Nous a rapporté Yahyâ ibn Yahyâ, qui a dit : J’ai lu à Mâlik, d’après Ibn Chihâb, d’après Sulaymân ibn Yasâr, qu’‘Abd Allah ibn ‘Abbâs a dit : Al-Fadl ibn ‘Abbâs était en croupe derrière le Messager d'Allah (ﷺ) lorsqu’une femme de Khath‘am vint lui demander une fatwa. Al-Fadl se mit à la regarder et elle à le regarder, alors le Messager d'Allah (ﷺ) détourna le visage d’al-Fadl vers l’autre côté. Elle dit : « Ô Messager d'Allah, la prescription d’Allah concernant le pèlerinage a atteint mon père, un vieil homme qui ne peut se maintenir sur sa monture.
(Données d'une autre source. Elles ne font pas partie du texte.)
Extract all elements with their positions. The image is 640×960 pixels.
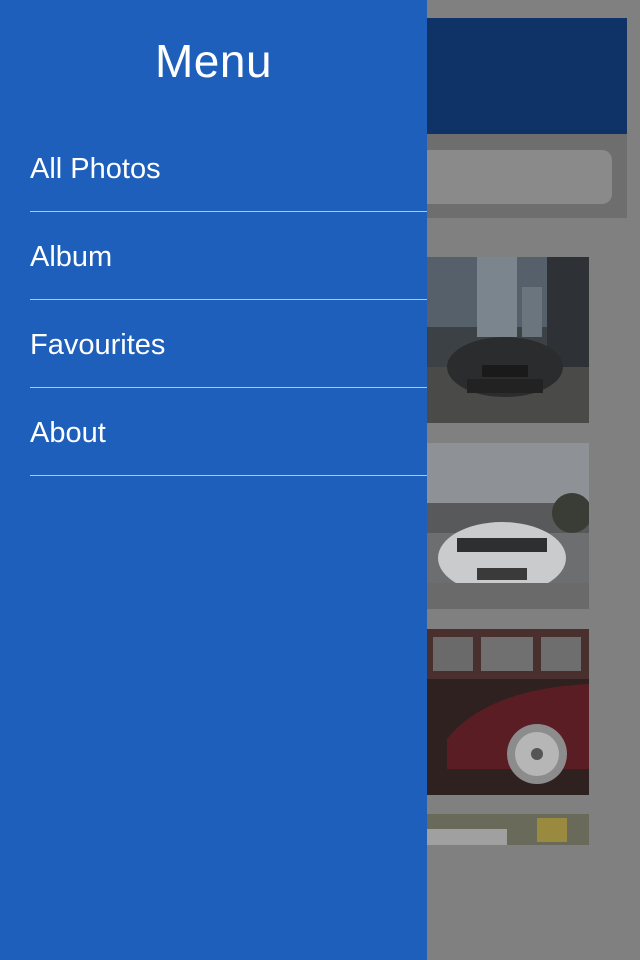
menu-item-favourites[interactable]: Favourites: [30, 300, 427, 388]
photo-thumbnail[interactable]: [427, 814, 589, 845]
menu-item-album[interactable]: Album: [30, 212, 427, 300]
menu-item-label: Favourites: [30, 329, 166, 361]
menu-item-label: About: [30, 417, 106, 449]
side-drawer-menu: Menu All Photos Album Favourites About: [0, 0, 427, 960]
menu-item-label: Album: [30, 241, 113, 273]
menu-item-all-photos[interactable]: All Photos: [30, 124, 427, 212]
drawer-title: Menu: [154, 35, 273, 87]
photo-thumbnail[interactable]: [427, 629, 589, 795]
photo-thumbnail[interactable]: [427, 257, 589, 423]
menu-item-about[interactable]: About: [30, 388, 427, 476]
menu-list: All Photos Album Favourites About: [0, 124, 427, 476]
menu-item-label: All Photos: [30, 153, 161, 185]
photo-thumbnail[interactable]: [427, 443, 589, 609]
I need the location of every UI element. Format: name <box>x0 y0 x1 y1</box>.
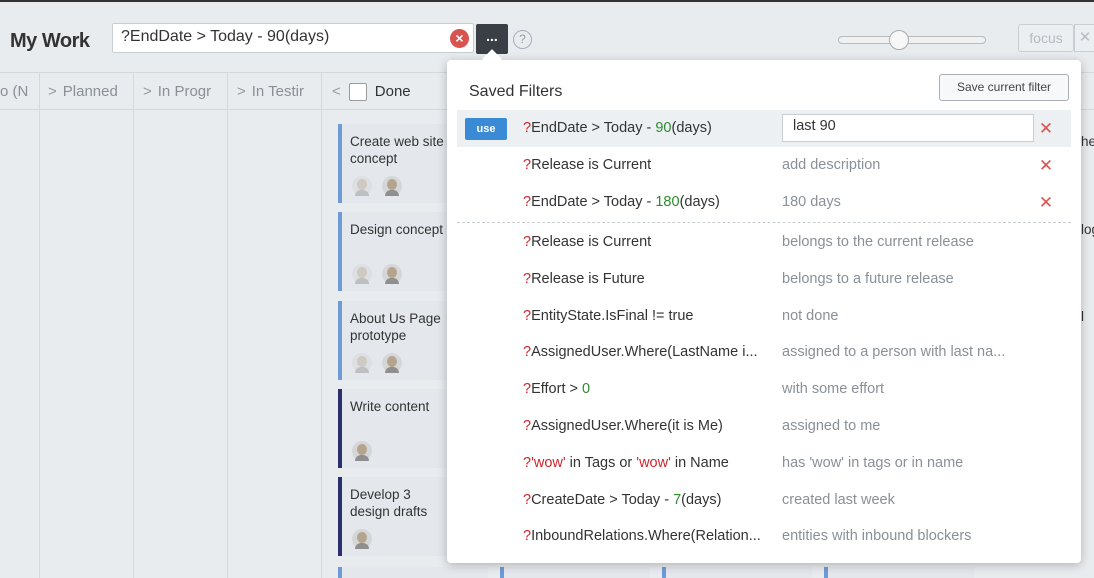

Puis-je accomplir le pèlerinage à sa place ? » Il dit : « Oui. » Cela se passa lors du Pèlerinage d’Adieu.
M’a rapporté ‘Alî ibn Khachram, qui nous a informé ‘Îsâ, d’après Ibn Jurayj, d’après Ibn Chihâb, qui nous a rapporté Sulaymân ibn Yasâr, d’après Ibn ‘Abbâs, d’après al-Fadl, qu’une femme de Khath‘am dit : « Ô Messager d'Allah, mon père est un vieil homme, sur qui pèse l’obligation du pèlerinage, mais il ne peut se tenir sur le dos de sa monture. » Le Prophète (ﷺ) dit : « Accomplis le pèlerinage à sa place. »
Nous a rapporté Abû Bakr ibn Abî Shayba, Zuhayr ibn Harb et Ibn Abî ‘Umar, tous d’après Ibn ‘Uyayna – Abû Bakr a dit : Nous a rapporté Sufyân ibn ‘Uyayna – d’après Ibrâhîm ibn ‘Uqba, d’après Kurayb, le mawlâ d’Ibn ‘Abbâs, d’après Ibn ‘Abbâs, que le Prophète (ﷺ) rencontra une caravane à al-Rawhâ’ et dit : « Qui sont ces gens ? » Ils dirent : « Les musulmans. » Ils dirent : « Qui es-tu ? » Il dit : « Le Messager d'Allah. » Une femme lui présenta un enfant et dit : « Celui-ci a-t-il un pèlerinage ? » Il dit : « Oui, et tu auras une récompense. »
Nous a rapporté Abû Kurayb Muhammad ibn al-‘Alâ’, qui nous a rapporté Abû Usâma, d’après Sufyân, d’après Muhammad ibn ‘Uqba, d’après Kurayb, d’après Ibn ‘Abbâs, qui a dit : Une femme présenta son enfant et dit : « Ô Messager d'Allah, celui-ci a-t-il un pèlerinage ? » Il dit : « Oui, et tu auras une récompense. »
M’a rapporté Muhammad ibn al-Muthannâ, qui nous a rapporté ‘Abd al-Rahmân, qui nous a rapporté Sufyân, d’après Ibrâhîm ibn ‘Uqba, d’après Kurayb, qu’une femme présenta un enfant et dit : « Ô Messager d'Allah, celui-ci a-t-il un pèlerinage ? » Il dit : « Oui, et tu auras une récompense. »
M’a rapporté Ibn al-Muthannâ, qui nous a rapporté ‘Abd al-Rahmân, qui nous a rapporté Sufyân, d’après Muhammad ibn ‘Uqba, d’après Kurayb, d’après Ibn ‘Abbâs, de la même manière.